Office Vacancies Drop Ahead of Expected Supply Wave
The office market remains broadly in an “expansionary” mode, with tenants driving 14 million square feet of net absorption in the first quarter, reported JLL, Chicago.
The office vacancy rate slipped to 14.7 percent during the quarter as an expected delivery supply wave paused until later in 2019 and into 2020, JLL Director of Office Research Scott Homa said. “An above-expectations end to 2018 boosted first-quarter performance as office market dynamics firm before further supply delivers,” he said.
With more than 110 million square feet of space under construction, the market awaits the critical mass of deliveries that could firmly shift conditions into more neutral and even tenant-favorable territory in some markets, Homa said. “Other themes that have accelerated over the past six to eight quarters, namely flight to quality and divergence in performance by asset class, also firmed during the first quarter and are expected to continue over the course of 2019,” he said.

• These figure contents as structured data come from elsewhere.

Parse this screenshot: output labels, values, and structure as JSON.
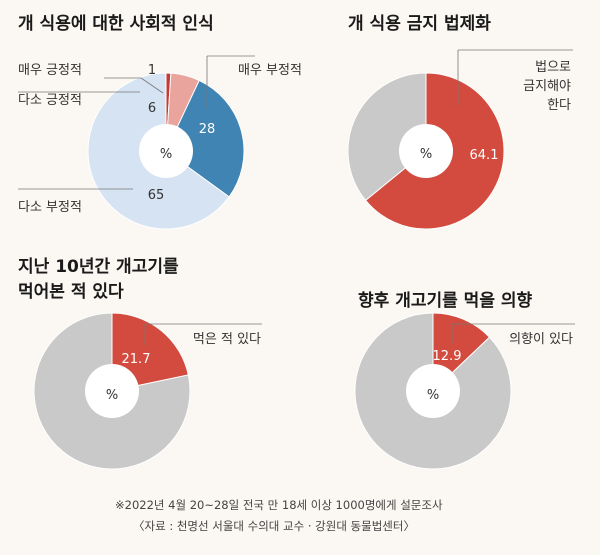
{
  "chart_data": [
    {
      "type": "pie",
      "title": "개 식용에 대한 사회적 인식",
      "categories": [
        "매우 긍정적",
        "다소 긍정적",
        "매우 부정적",
        "다소 부정적"
      ],
      "values": [
        1,
        6,
        28,
        65
      ],
      "center_label": "%",
      "colors": [
        "#c43b33",
        "#e9a49d",
        "#3f84b2",
        "#d5e3f3"
      ]
    },
    {
      "type": "pie",
      "title": "개 식용 금지 법제화",
      "categories": [
        "법으로 금지해야 한다",
        ""
      ],
      "values": [
        64.1,
        35.9
      ],
      "center_label": "%",
      "colors": [
        "#d24b3e",
        "#c9c9c9"
      ]
    },
    {
      "type": "pie",
      "title": "지난 10년간 개고기를 먹어본 적 있다",
      "categories": [
        "먹은 적 있다",
        ""
      ],
      "values": [
        21.7,
        78.3
      ],
      "center_label": "%",
      "colors": [
        "#d24b3e",
        "#c9c9c9"
      ]
    },
    {
      "type": "pie",
      "title": "향후 개고기를 먹을 의향",
      "categories": [
        "의향이 있다",
        ""
      ],
      "values": [
        12.9,
        87.1
      ],
      "center_label": "%",
      "colors": [
        "#d24b3e",
        "#c9c9c9"
      ]
    }
  ],
  "labels": {
    "c1": {
      "title": "개 식용에 대한 사회적 인식",
      "very_pos": "매우 긍정적",
      "some_pos": "다소 긍정적",
      "very_neg": "매우 부정적",
      "some_neg": "다소 부정적",
      "v_very_pos": "1",
      "v_some_pos": "6",
      "v_very_neg": "28",
      "v_some_neg": "65",
      "pct": "%"
    },
    "c2": {
      "title": "개 식용 금지 법제화",
      "label_l1": "법으로",
      "label_l2": "금지해야",
      "label_l3": "한다",
      "value": "64.1",
      "pct": "%"
    },
    "c3": {
      "title_l1": "지난 10년간 개고기를",
      "title_l2": "먹어본 적 있다",
      "label": "먹은 적 있다",
      "value": "21.7",
      "pct": "%"
    },
    "c4": {
      "title": "향후 개고기를 먹을 의향",
      "label": "의향이 있다",
      "value": "12.9",
      "pct": "%"
    }
  },
  "footer": {
    "note": "※2022년 4월 20~28일 전국 만 18세 이상 1000명에게 설문조사",
    "source": "〈자료 : 천명선 서울대 수의대 교수 · 강원대 동물법센터〉"
  }
}
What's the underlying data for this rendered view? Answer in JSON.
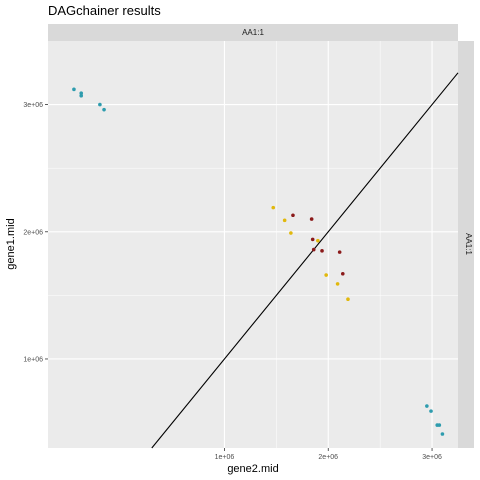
{
  "chart_data": {
    "type": "scatter",
    "title": "DAGchainer results",
    "xlabel": "gene2.mid",
    "ylabel": "gene1.mid",
    "facet_top": "AA1:1",
    "facet_right": "AA1:1",
    "xlim": [
      -700000,
      3250000
    ],
    "ylim": [
      300000,
      3500000
    ],
    "x_ticks": [
      1000000,
      2000000,
      3000000
    ],
    "x_tick_labels": [
      "1e+06",
      "2e+06",
      "3e+06"
    ],
    "y_ticks": [
      1000000,
      2000000,
      3000000
    ],
    "y_tick_labels": [
      "1e+06",
      "2e+06",
      "3e+06"
    ],
    "grid": true,
    "reference_line": {
      "type": "diagonal",
      "color": "#000000"
    },
    "series": [
      {
        "color": "#2E9CAE",
        "points": [
          [
            -450000,
            3120000
          ],
          [
            -380000,
            3090000
          ],
          [
            -380000,
            3070000
          ],
          [
            -200000,
            3000000
          ],
          [
            -160000,
            2960000
          ],
          [
            2950000,
            630000
          ],
          [
            2990000,
            590000
          ],
          [
            3050000,
            480000
          ],
          [
            3070000,
            480000
          ],
          [
            3100000,
            410000
          ]
        ]
      },
      {
        "color": "#E1B80D",
        "points": [
          [
            1470000,
            2190000
          ],
          [
            1580000,
            2090000
          ],
          [
            1640000,
            1990000
          ],
          [
            1900000,
            1930000
          ],
          [
            1980000,
            1660000
          ],
          [
            2090000,
            1590000
          ],
          [
            2190000,
            1470000
          ]
        ]
      },
      {
        "color": "#8B1A1A",
        "points": [
          [
            1660000,
            2130000
          ],
          [
            1840000,
            2100000
          ],
          [
            1850000,
            1940000
          ],
          [
            1860000,
            1860000
          ],
          [
            1940000,
            1850000
          ],
          [
            2110000,
            1840000
          ],
          [
            2140000,
            1670000
          ]
        ]
      }
    ]
  }
}
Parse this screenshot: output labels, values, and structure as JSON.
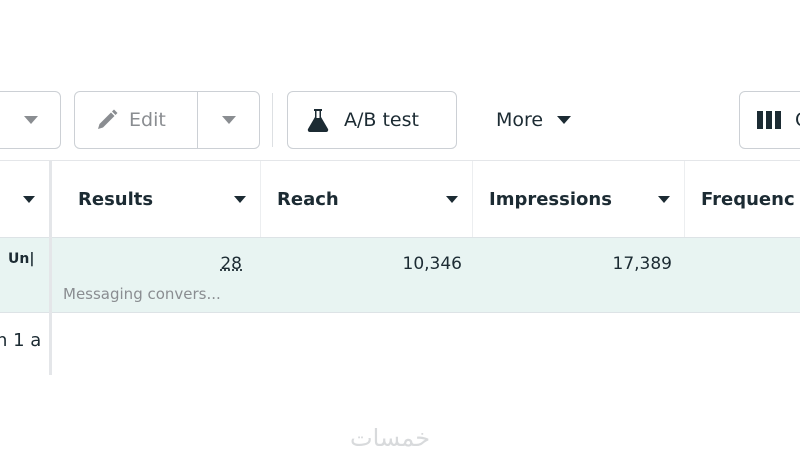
{
  "toolbar": {
    "edit_label": "Edit",
    "ab_test_label": "A/B test",
    "more_label": "More",
    "columns_label": "C"
  },
  "table": {
    "columns": [
      "Results",
      "Reach",
      "Impressions",
      "Frequenc"
    ],
    "rows": [
      {
        "name": "Un|",
        "results": "28",
        "results_sub": "Messaging convers...",
        "reach": "10,346",
        "impressions": "17,389",
        "frequency": ""
      },
      {
        "name": "n 1 a"
      }
    ]
  },
  "watermark": "خمسات",
  "colors": {
    "row_highlight": "#e8f4f2",
    "border": "#ccd0d5"
  }
}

Yardi Matrix, Santa Barbara, Calif, said office absorption remains “robust,” which increased office asking rents by 1 percent nationally during the first quarter.
“The increases were led by the San Francisco area and parts of New York City, and the changes in most metros were fairly minor,” the Yardi Matrix April Office Report said. “The highest increase in asking rents came from markets where new projects are pushing up the average listed price.”
Transaction activity slowed in the first quarter with just $13.3 billion of deals closed, Yardi said. That represented a 37 percent drop from first quarter 2018 and the lowest quarterly total since early 2013. Closed deals also fell below 500 for the first time in six years.
“Reasons for the slowdown in sales are not entirely clear,” Yardi said. “To some degree the first quarter is typically less active than the fourth quarter, when firms rush to close deals by year-end. But seasonality can’t be the entire cause. One possibility is that the slowdown is a carryover from the capital markets volatility in the fourth quarter, when interest rates spiked and investors were unduly worried about the state of economic growth.”
The government shutdown early in 2019 also worried some investors, Yardi said. “But there’s no reason to think demand has fallen off a cliff,” the report said. “Investors are exhibiting more caution as they assume the economic cycle hits the late stages and some foreign buyers have reduced their levels of interest as acquisition yields remain extremely tight in primary markets. Yet demand is strong for properties with the right profile in the right place at the right price and we expect office transactions to rebound in the near term.”
Second quarter office transactions could approach the $20.4 billion rolling four-quarter average, Yardi said.